GridSearchCV(cv=3, error_score='raise-deprecating',
       estimator=LinearRegression(copy_X=True, fit_intercept=True, n_jobs=None,
         normalize=False),
       fit_params=None, iid='warn', n_jobs=-1,
       param_grid={'fit_intercept': [True, False], 'normalize': [True, False]},
       pre_dispatch='2*n_jobs', refit=True, return_train_score='warn',
       scoring='neg_mean_squared_error', verbose=0)

In [30]:
print(grid_lr.best_params_)
print(grid_lr.best_score_)
print(grid_lr.best_estimator_)
print('RMSE = ', np.sqrt(mean_squared_error(y_test, grid_lr.best_estimator_.predict(X_test))))

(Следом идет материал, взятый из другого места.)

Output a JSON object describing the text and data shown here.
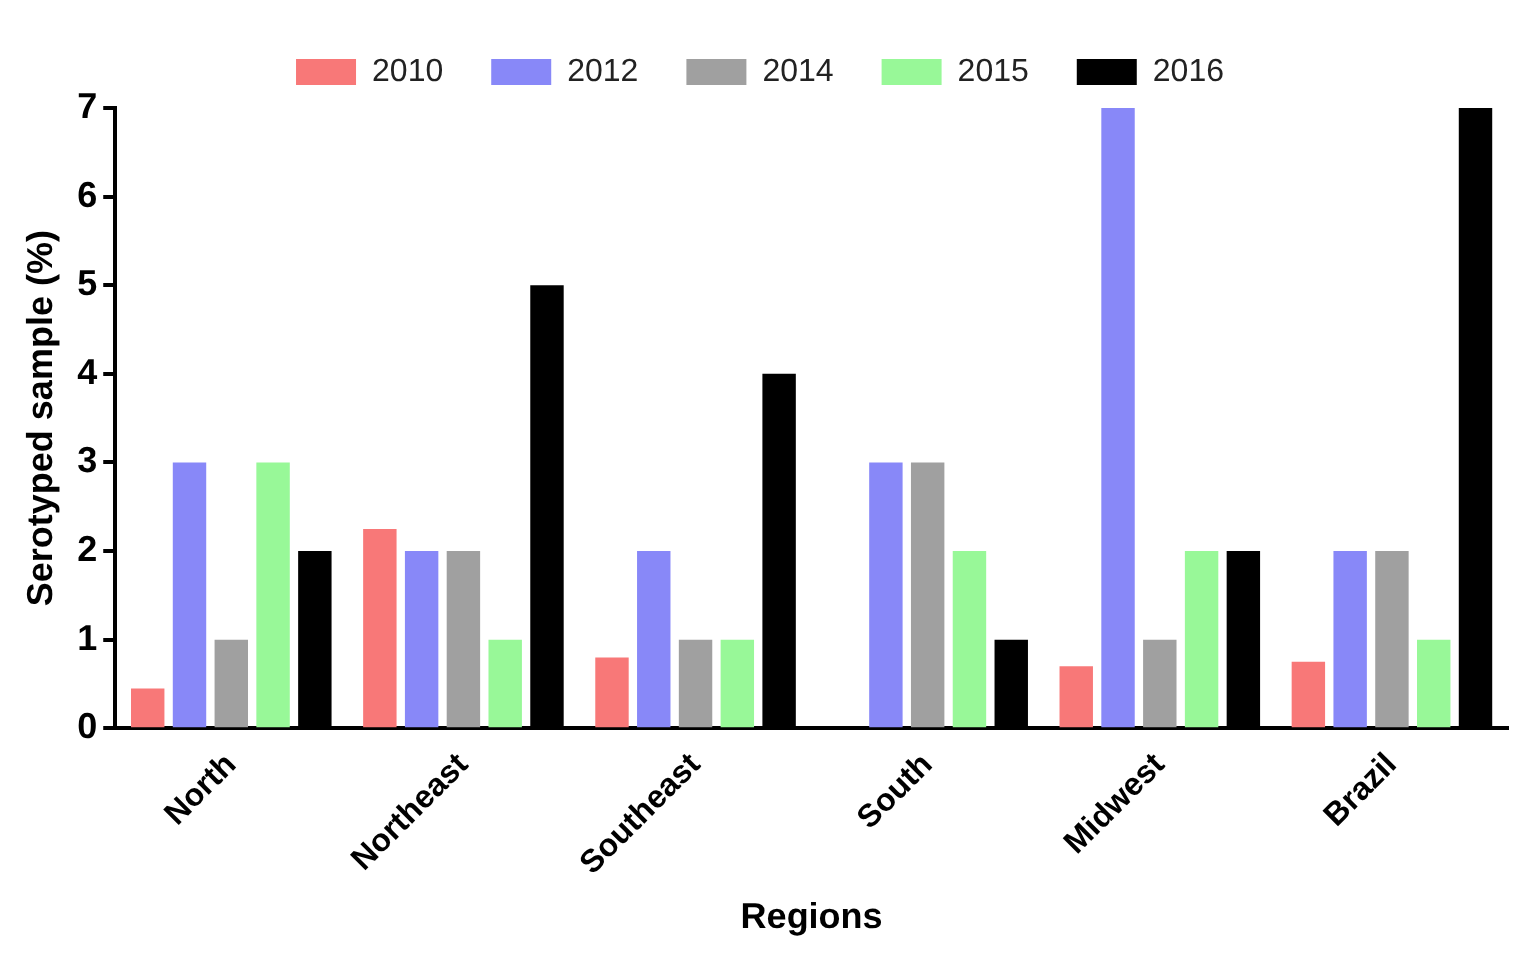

{'fit_intercept': True, 'normalize': False}
-0.8041858400805773
LinearRegression(copy_X=True, fit_intercept=True, n_jobs=None,
         normalize=False)
RMSE =  0.9018093621510253


In [31]:
best_estimator = grid_lr.best_estimator_
best_estimator

LinearRegression(copy_X=True, fit_intercept=True, n_jobs=None,
         normalize=False)

In [32]:
predictions = best_estimator.predict(X_test)
mean_squared_error(predictions, y_test)

0.813260125663239

In [33]:
predictions

array([3.34147017, 3.47876166, 2.53070914, ..., 3.89700885, 3.41666966,
       2.75675225])

In [34]:
#рекомендуем фильмы на основе сожержания

In [35]:
def warm_start(userId):
    moviesids = ratings.loc[(ratings.userId==userId), 'movieId'].values
    
    movies_not_wathed = movies_tf_idf.loc[(~movies.movieId.isin(moviesids))]
    movies_not_wathed['key'] = 0
    users = users_values.loc[(users_values.userId==userId)]
    users['key'] = 0
    
    movies_not_wathed = movies_not_wathed.merge(users, on='key', how='left')
    data = movies_not_wathed.drop(['userId', 'movieId', 'key'], axis=1).fillna(0)
    
    result = movies_not_wathed[['movieId']].merge(movies, on='movieId', how='inner')
    result['prediction'] = best_estimator.predict(data)
    
    return result.sort_values('prediction', ascending=False).head(10)

In [36]:
warm_start(201)

A value is trying to be set on a copy of a slice from a DataFrame.
Try using .loc[row_indexer,col_indexer] = value instead

See the caveats in the documentation: http://pandas.pydata.org/pandas-docs/stable/indexing.html#indexing-view-versus-copy
  """
A value is trying to be set on a copy of a slice from a DataFrame.
Try using .loc[row_indexer,col_indexer] = value instead

See the caveats in the documentation: http://pandas.pydata.org/pandas-docs/stable/indexing.html#indexing-view-versus-copy
  import sys


Unnamed: 0,movieId,title,genres,prediction
9569,183301,The Tale of the Bunny Picnic (1986),Children,18.218001
4136,6192,Open Hearts (Elsker dig for evigt) (2002),Romance,18.155099
5235,8911,Raise Your Voice (2004),Romance,18.155099
1075,1475,Kama Sutra: A Tale of Love (1996),Romance,18.107724
1077,1477,Love Jones (1997),Romance,18.107724
825,1137,Hustler White (1996),Romance,18.107724
8888,139747,Before We Go (2014),Romance,18.073727
5491,26958,Emma (1996),Romance,18.073727
1087,1493,Love and Other Catastrophes (1996),Romance,18.073727
1098,1514,Temptress Moon (Feng Yue) (1996),Romance,18.028323


### Коллаборативная фильтрация (SVD на Surprise)

In [37]:
#будем использовать данные по тем пользователям, которые поствили больше 10 оценок
movies_and_ratings = ratings.merge(movies, on='movieId', how='left')
dataset = pd.DataFrame({
    'uid': movies_and_ratings.userId,
    'iid': movies_and_ratings.movieId,
    'rating': movies_and_ratings.rating})

In [38]:
reader = Reader(rating_scale=(0.5, 5.0))
data = Dataset.load_from_df(dataset, reader)

In [39]:
trainset, testset = train_test_split(data, test_size=.25) #параметры алгоритма

TypeError: Singleton array array(<surprise.dataset.DatasetAutoFolds object at 0x1a192ce668>,
      dtype=object) cannot be considered a valid collection.